Un peuple à genoux, un régime debout
Derrière la mise en scène électorale, la réalité birmane crie famine. En 2026, plus de 16 millions de Birmans ont besoin d’aide humanitaire. Parmi eux, 12,4 millions souffrent d’insécurité alimentaire grave et 400 000 enfants subissent une malnutrition aiguë. La pauvreté frappe près de la moitié de la population, en aggravation rapide depuis 2021.
Min Aung Hlaing vise désormais la présidence civile. Avec lui au pouvoir jusqu’en 2031 au moins, ses généraux de confiance occupent toutes les institutions.
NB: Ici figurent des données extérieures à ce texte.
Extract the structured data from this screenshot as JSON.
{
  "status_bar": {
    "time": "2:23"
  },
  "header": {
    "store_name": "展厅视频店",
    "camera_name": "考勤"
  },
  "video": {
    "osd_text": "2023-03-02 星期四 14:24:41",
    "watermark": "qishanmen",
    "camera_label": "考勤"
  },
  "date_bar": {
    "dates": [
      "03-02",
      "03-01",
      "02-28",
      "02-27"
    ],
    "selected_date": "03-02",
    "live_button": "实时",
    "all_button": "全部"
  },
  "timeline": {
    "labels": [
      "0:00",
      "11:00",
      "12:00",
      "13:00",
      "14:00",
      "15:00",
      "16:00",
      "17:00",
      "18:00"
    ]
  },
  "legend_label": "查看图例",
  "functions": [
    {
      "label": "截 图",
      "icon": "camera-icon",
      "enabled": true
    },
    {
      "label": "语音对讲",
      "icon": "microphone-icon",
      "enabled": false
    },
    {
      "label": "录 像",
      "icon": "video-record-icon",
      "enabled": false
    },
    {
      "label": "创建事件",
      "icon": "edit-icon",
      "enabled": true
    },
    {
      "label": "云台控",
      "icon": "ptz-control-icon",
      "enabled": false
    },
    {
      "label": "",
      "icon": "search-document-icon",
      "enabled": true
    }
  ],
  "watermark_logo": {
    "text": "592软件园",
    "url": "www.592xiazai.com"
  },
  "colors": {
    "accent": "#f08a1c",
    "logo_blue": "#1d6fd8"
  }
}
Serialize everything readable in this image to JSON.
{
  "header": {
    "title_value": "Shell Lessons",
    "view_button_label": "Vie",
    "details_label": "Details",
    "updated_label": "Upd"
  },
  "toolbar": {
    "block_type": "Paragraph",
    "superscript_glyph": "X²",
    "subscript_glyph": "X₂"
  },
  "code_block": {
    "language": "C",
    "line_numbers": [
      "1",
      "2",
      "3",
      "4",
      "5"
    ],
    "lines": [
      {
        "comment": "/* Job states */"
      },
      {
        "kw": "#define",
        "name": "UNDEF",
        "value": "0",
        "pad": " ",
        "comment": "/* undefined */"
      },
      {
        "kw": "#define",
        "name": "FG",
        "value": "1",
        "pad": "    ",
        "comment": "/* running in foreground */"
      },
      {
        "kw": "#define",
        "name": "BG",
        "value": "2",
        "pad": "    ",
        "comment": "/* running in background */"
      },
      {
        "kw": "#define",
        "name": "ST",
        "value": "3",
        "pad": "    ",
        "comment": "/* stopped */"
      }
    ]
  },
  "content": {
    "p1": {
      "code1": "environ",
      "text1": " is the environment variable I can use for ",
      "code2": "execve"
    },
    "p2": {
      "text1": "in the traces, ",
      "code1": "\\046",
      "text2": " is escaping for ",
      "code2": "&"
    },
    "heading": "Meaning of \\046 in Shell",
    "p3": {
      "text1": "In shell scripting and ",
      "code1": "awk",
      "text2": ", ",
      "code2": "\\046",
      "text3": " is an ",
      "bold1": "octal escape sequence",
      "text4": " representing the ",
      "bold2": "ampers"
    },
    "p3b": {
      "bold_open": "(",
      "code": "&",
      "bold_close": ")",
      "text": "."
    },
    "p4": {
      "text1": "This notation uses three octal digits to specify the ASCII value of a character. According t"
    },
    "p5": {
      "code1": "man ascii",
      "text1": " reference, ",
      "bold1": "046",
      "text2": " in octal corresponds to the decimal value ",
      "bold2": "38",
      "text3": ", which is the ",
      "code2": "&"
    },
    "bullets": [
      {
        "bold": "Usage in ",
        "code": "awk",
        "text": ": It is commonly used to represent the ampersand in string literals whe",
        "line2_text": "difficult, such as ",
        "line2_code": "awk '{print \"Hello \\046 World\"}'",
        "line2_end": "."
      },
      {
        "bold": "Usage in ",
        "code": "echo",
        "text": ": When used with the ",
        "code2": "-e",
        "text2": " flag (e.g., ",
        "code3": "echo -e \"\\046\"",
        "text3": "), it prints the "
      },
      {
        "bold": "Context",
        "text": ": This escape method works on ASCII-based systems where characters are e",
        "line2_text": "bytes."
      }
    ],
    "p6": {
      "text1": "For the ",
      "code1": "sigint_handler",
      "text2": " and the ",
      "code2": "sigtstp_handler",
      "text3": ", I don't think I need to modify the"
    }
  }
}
La Birmanie entre dans une nouvelle ère de dictature militaire officialisée, pendant que l’opposition en exil, le gouvernement NUG, peine à maintenir l’unité de la résistance sur le terrain.
L’Occident condamne, mais n’agit pas
Face à cette tragédie, les démocraties occidentales multiplient les déclarations sans passer aux actes. Le Parlement européen et des membres de l’APHR appellent à refuser toute reconnaissance des résultats, à renforcer les sanctions et à intensifier l’aide humanitaire. Mais la communauté internationale, absorbée par d’autres crises, tourne le regard. Le peuple birman, lui, continue de résister — avec courage, sans soutien suffisant.